Peregrinación y Encuentro de Jóvenes en Santiago de Compostela 2010

Jesús es nuestra paz

7 de agosto de 2010


Publicado: BOA 2010, 251.


Santiago de Compostela, que custodia la tumba y la memoria de Santiago, discípulo, apóstol y mártir de Jesucristo, es desde hace más de un milenio meta de peregrinaciones desde el centro de Europa, fermento de unidad entre hombres y pueblos, vehículo de fraternidad y cultura, llamada a la penitencia y la reconciliación, parábola del camino que es la vida humana, símbolo de esperanza y trascendencia del hombre, encuentro en el itinerario de personas antes desconocidas, despertador de la fe cristiana, impulso renovador y evangelizador. El Año Santo Jacobeo, o de la “Gran Perdonanza”, activa particularmente esta riqueza de significados, que se han ido acumulando a lo largo de la historia en el Camino de Santiago.
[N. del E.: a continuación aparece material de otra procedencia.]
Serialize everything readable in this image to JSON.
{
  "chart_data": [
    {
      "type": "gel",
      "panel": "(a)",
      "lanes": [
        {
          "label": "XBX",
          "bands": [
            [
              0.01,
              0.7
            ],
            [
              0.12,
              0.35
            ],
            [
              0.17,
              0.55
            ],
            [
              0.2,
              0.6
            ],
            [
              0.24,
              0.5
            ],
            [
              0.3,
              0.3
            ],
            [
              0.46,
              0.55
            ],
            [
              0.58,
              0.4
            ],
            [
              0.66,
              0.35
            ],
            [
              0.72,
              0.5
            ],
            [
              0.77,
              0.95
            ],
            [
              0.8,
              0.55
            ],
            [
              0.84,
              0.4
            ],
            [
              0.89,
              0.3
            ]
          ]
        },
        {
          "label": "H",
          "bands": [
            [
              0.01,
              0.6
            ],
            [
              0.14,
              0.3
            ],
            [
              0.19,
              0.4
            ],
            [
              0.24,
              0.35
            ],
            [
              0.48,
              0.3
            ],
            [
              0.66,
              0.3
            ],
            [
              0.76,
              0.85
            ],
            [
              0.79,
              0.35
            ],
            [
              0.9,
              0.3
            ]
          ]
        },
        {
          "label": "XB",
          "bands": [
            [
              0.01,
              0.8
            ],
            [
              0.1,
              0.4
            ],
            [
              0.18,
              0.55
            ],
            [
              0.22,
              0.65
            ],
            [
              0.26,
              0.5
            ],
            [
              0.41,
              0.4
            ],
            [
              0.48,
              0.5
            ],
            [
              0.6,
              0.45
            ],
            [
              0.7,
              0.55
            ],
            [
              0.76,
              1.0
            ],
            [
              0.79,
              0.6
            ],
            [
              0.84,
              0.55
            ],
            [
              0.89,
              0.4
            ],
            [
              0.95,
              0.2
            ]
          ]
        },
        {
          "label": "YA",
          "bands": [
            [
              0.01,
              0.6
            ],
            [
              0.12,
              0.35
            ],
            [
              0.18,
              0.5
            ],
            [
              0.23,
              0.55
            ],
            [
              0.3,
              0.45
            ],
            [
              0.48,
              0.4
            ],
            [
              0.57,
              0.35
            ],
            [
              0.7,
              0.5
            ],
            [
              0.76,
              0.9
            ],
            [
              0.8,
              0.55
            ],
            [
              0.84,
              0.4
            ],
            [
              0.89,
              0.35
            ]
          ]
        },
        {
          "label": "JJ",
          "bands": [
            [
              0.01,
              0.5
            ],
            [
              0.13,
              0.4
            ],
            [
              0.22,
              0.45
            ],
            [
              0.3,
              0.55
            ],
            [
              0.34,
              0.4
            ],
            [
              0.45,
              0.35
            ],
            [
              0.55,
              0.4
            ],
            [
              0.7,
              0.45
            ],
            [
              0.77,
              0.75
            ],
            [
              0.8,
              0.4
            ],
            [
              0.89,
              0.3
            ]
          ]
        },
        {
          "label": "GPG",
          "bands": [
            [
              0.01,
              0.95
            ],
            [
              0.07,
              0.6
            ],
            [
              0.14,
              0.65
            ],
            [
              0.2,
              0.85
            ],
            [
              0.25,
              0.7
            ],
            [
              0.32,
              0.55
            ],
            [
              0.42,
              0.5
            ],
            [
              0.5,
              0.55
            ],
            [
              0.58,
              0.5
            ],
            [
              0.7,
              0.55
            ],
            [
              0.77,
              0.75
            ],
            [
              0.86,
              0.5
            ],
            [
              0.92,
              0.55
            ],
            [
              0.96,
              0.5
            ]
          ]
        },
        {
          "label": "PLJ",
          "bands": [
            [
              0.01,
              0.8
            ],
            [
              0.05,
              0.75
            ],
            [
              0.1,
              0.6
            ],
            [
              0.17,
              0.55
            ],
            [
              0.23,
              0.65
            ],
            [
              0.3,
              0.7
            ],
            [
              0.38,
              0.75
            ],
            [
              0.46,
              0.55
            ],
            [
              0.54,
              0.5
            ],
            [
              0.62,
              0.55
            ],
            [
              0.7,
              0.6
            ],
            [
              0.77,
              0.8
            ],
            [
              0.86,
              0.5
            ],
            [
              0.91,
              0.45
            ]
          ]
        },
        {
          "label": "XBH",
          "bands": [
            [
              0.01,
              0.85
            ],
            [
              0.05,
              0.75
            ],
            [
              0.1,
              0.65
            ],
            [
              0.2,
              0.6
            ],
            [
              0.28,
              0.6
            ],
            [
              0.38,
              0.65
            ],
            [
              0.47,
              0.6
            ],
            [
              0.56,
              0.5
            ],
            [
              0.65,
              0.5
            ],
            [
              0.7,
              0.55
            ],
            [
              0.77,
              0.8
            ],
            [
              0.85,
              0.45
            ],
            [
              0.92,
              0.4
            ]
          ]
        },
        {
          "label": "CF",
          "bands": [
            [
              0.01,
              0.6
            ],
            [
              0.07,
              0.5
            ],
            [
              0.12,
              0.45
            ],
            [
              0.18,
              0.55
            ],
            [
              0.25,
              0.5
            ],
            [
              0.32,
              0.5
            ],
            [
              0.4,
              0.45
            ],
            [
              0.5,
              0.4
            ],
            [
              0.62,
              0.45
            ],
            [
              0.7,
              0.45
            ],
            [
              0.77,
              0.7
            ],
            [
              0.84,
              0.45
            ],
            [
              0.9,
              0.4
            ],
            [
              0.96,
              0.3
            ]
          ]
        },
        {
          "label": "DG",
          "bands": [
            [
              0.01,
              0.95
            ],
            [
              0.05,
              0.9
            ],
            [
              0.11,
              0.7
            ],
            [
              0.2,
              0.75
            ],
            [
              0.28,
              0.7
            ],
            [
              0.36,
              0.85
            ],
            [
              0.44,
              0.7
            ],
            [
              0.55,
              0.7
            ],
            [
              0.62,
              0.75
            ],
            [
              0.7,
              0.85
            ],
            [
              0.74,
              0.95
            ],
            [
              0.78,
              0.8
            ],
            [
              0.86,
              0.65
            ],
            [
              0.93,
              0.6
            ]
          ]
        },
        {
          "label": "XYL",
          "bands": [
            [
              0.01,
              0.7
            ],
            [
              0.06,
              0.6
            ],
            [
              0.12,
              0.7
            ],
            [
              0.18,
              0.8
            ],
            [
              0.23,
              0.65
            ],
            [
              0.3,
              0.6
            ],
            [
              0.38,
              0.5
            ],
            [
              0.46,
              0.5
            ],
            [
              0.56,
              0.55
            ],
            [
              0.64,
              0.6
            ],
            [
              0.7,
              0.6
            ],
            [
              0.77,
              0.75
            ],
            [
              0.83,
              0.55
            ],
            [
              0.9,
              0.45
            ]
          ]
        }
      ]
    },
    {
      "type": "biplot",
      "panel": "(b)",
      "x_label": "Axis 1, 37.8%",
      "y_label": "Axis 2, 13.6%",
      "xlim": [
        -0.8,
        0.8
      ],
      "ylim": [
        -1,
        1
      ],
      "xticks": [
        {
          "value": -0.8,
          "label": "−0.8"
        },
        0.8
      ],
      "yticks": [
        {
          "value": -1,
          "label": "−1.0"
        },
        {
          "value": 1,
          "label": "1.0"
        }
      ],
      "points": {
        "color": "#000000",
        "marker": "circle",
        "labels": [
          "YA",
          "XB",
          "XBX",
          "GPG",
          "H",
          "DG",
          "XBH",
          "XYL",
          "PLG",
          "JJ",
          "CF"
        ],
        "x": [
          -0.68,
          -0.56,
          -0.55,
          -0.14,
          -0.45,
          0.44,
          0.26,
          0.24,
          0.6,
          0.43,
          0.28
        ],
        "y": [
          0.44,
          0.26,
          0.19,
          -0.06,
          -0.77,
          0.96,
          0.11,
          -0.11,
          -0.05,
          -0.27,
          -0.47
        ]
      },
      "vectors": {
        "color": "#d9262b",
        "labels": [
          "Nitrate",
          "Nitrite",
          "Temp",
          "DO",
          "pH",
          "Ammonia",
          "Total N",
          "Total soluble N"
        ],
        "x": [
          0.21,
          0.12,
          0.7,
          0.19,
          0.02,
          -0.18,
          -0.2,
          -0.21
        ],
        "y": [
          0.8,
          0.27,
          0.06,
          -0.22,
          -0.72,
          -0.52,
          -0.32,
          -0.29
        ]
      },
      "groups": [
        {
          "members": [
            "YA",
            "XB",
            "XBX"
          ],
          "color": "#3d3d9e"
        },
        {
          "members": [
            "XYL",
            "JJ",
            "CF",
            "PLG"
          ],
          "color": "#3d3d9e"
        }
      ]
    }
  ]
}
Aquí hemos venido nosotros, reavivando la vida como peregrinación, y aquí llegará el papa Benedicto XVI, como peregrino, a principios de noviembre, según ha recordado el 25-7-2010, fiesta del Apóstol. El Camino de Santiago y la peregrinación jacobea es una experiencia y un aprendizaje a superar obstáculos, a caminar juntos y a testificar la fe, la esperanza y el amor cristianos. Salir al camino cargando con la mochila implica dejar la comodidad, vencer la rutina gris de la vida y despertarnos del sopor que nos adormece. ¡Es tiempo de caminar! (santa Teresa de Jesús). «Sacudamos todo lastre y el pecado que nos asedia, y corramos con constancia la carrera que se nos propone, fijos los ojos en Jesús, el que inicia y consuma la fe» (Hb 12,1-2). No es tiempo de lamentaciones ante los males de la historia ni de quedarnos postrados, nutriendo el corazón con el veneno del escepticismo y sembrando desencanto.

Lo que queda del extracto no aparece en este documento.